The next step is opening the already created .xcworkspace and creating a new playground. Then, create a subclass of UIView, import the Cartography framework just installed with Cocoapods and finally start adding constrains for all the subviews. Super easy! See the code below to check the result (or check the Github project)

import UIKit
import Cartography
import PlaygroundSupport

class CustomView: UIView {
    override init(frame: CGRect) {
        super.init(frame: frame)
        configure()
    }
    
    required init?(coder aDecoder: NSCoder) {
        fatalError("init(coder:) has not been implemented")
    }
    
    func configure() {
        addSubviews()
        addConstraints()
    }
    
    func addSubviews() { }
    func addConstraints() { }
}

class MyAwesomeView: CustomView {
    let topView: UIView = {
        let view = UIView()
        view.backgroundColor = .blue
        return view
    }()
    
    let containerView: UIView = {
        let view = UIView()
        view.backgroundColor = .white
        return view
    }()
    
    let icon: UIImageView = {
        let imageView = UIImageView()
        imageView.tintColor = .white
        imageView.image = UIImage(named: "image")!.withRenderingMode(.alwaysTemplate)
        return imageView
    }()
    
    override func addSubviews() {
        topView.addSubview(icon)
        [topView, containerView].forEach(addSubview)
    }
    
    override func addConstraints() {
        constrain(topView, containerView, icon) { topView, containerView, icon in
            topView.top == topView.superview!.top
            topView.leading == topView.superview!.leading
            topView.trailing == topView.superview!.trailing
            topView.height == 200
            
            containerView.top == topView.bottom
            containerView.leading == containerView.superview!.leading
            containerView.trailing == containerView.superview!.trailing
            containerView.bottom == containerView.superview!.bottom
            
            icon.center == topView.center
            icon.height == 100
            icon.width == 100
        }
    }
}


let rect = CGRect(x: 0, y: 0, width: 320, height: 540)
let view = MyAwesomeView(frame: rect)

PlaygroundPage.current.needsIndefiniteExecution = true
PlaygroundPage.current.liveView = view

If you don't see any result, try to display the assistant editor.
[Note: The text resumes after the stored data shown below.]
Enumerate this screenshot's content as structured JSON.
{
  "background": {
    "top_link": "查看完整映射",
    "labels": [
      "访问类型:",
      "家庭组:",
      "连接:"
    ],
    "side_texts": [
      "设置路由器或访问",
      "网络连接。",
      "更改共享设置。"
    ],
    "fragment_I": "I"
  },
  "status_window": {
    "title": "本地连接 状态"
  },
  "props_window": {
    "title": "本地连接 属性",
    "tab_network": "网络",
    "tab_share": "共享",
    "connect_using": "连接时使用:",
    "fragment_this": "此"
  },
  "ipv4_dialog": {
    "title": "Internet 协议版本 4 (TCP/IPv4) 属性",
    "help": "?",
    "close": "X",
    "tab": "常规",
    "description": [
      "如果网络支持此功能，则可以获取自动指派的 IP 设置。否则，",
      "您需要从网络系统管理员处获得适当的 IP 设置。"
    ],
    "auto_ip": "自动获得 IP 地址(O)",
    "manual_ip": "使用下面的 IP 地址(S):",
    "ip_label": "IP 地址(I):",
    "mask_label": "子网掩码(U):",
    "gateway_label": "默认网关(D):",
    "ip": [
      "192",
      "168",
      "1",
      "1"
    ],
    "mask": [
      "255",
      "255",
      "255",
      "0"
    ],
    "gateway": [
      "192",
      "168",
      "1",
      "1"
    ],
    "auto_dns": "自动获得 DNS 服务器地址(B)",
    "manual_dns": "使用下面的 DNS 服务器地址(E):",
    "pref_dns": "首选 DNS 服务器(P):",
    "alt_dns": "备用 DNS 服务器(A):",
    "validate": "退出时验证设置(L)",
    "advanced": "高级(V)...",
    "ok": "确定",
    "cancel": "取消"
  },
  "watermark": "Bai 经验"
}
View -> Assistant Editor -> Show Assistant Editor

And you'll see the live view of your code at the right:

Now, you can create a Stylesheet to get some custom colors, fonts, images, etc. I have also added an image inside a resource's folder to use it in my UIView subclass.
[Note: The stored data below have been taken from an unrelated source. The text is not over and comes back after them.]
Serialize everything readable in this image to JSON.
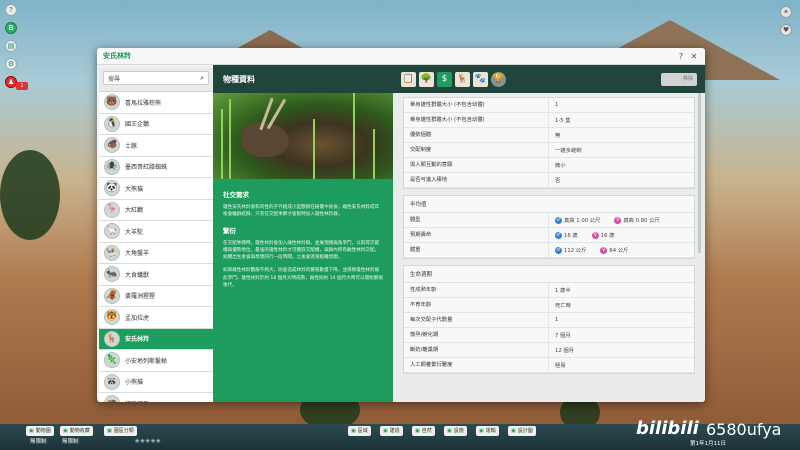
{
  "window": {
    "title": "安氏林羚",
    "help": "?",
    "close": "✕"
  },
  "search": {
    "placeholder": "搜尋"
  },
  "animals": [
    {
      "name": "喜馬拉雅棕熊",
      "icon": "🐻"
    },
    {
      "name": "國王企鵝",
      "icon": "🐧"
    },
    {
      "name": "土豚",
      "icon": "🐗"
    },
    {
      "name": "墨西哥紅膝蜘蛛",
      "icon": "🕷"
    },
    {
      "name": "大熊貓",
      "icon": "🐼"
    },
    {
      "name": "大紅鸛",
      "icon": "🦩"
    },
    {
      "name": "大羊駝",
      "icon": "🦙"
    },
    {
      "name": "大角盤羊",
      "icon": "🐏"
    },
    {
      "name": "大食蟻獸",
      "icon": "🐜"
    },
    {
      "name": "婆羅洲猩猩",
      "icon": "🦧"
    },
    {
      "name": "孟加拉虎",
      "icon": "🐯"
    },
    {
      "name": "安氏林羚",
      "icon": "🦌"
    },
    {
      "name": "小安地列斯鬣蜥",
      "icon": "🦎"
    },
    {
      "name": "小熊貓",
      "icon": "🦝"
    },
    {
      "name": "印度河馬",
      "icon": "🦛"
    }
  ],
  "selected_index": 11,
  "header": {
    "title": "物種資料",
    "user_btn": "移除"
  },
  "tabs": [
    {
      "name": "info-tab",
      "glyph": "📋"
    },
    {
      "name": "habitat-tab",
      "glyph": "🌳"
    },
    {
      "name": "money-tab",
      "glyph": "$"
    },
    {
      "name": "social-tab",
      "glyph": "🦌"
    },
    {
      "name": "enrichment-tab",
      "glyph": "🐾"
    },
    {
      "name": "trophy-tab",
      "glyph": "🏆"
    }
  ],
  "panel": {
    "social_heading": "社交需求",
    "social_text": "雄性安氏林羚會和同性的子代組成小型獸群在樹叢中覓食，雌性安氏林羚成年後會離群結群，只有在交配季節才會暫時加入雄性林羚群。",
    "breeding_heading": "繁衍",
    "breeding_text": "在交配季節時，雄性林羚會加入雌性林羚群，並展現頭與角爭鬥，以取得交配權與優勢地位，最強的雄性林羚才可獲取交配權，與群內所有雌性林羚交配。幼體出生後會與母親同行一段時間，之後會逐漸脫離母親。",
    "extra_text": "如果雌性林羚獸群不夠大，則會造成林羚的繁殖數量下降，並導致雄性林羚彼此爭鬥。雄性林羚於約 18 個月大時成熟，雌性則約 14 個月大時可以開始繁殖後代。"
  },
  "sections": [
    {
      "title": "",
      "rows": [
        {
          "k": "單身雄性群體大小 (不包含幼體)",
          "v": "1"
        },
        {
          "k": "單身雄性群體大小 (不包含幼體)",
          "v": "1-5 隻"
        },
        {
          "k": "優勢個體",
          "v": "無"
        },
        {
          "k": "交配制度",
          "v": "一雄多雌制"
        },
        {
          "k": "與人類互動的意願",
          "v": "微小"
        },
        {
          "k": "是否可進入棲地",
          "v": "否"
        }
      ]
    },
    {
      "title": "半均值",
      "rows": [
        {
          "k": "體型",
          "male": "真高 1.00 公尺",
          "female": "真高 0.80 公尺"
        },
        {
          "k": "預期壽命",
          "male": "16 歲",
          "female": "16 歲"
        },
        {
          "k": "體重",
          "male": "112 公斤",
          "female": "64 公斤"
        }
      ]
    },
    {
      "title": "生命週期",
      "rows": [
        {
          "k": "性成熟年齡",
          "v": "1 歲半"
        },
        {
          "k": "不育年齡",
          "v": "死亡時"
        },
        {
          "k": "每次交配子代數量",
          "v": "1"
        },
        {
          "k": "懷孕/孵化期",
          "v": "7 個月"
        },
        {
          "k": "斷奶/離巢期",
          "v": "12 個月"
        },
        {
          "k": "人工飼養繁衍難度",
          "v": "極易"
        }
      ]
    }
  ],
  "toolbar": {
    "left_buttons": [
      "動物園",
      "動物收藏",
      "園區分類"
    ],
    "center_buttons": [
      "區域",
      "建造",
      "自然",
      "設施",
      "運輸",
      "設計圖"
    ],
    "budget1": "無限制",
    "budget2": "無限制",
    "date": "第1年1月11日",
    "watermark1": "bilibili",
    "watermark2": "6580ufya"
  }
}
One important issue to keep in mind is that the Stylesheet needs to be public in order to use it in our playground. If we don't do so, it won't be visible from our playground.

Our Stylesheet is a simple struct, and it's the one used in my last post. We can reuse it! 

The code below uses two resources from the Stylesheet and one image .

(...)
let topView: UIView = {
        let view = UIView()
        view.backgroundColor = Stylesheet.color(.mainBlue)
        return view
    }()
    
    let containerView: UIView = {
        let view = UIView()
        view.backgroundColor = Stylesheet.color(.mainLightGray)
        return view
    }()
    
    let icon: UIImageView = {
        let imageView = UIImageView()
        imageView.tintColor = Stylesheet.color(.white)
        imageView.image = Stylesheet.image(.icon).withRenderingMode(.alwaysTemplate)
        return imageView
    }()
(...)

Conclusion

The post's main idea is to create a similar environment to your current project with all your dependencies. In this post, we have only added one dependency, but you can try with another common frameworks: Alamofire, Haneke, etc. Creating prototypes in playgrounds are a nice way to learn and create good stuff very quickly.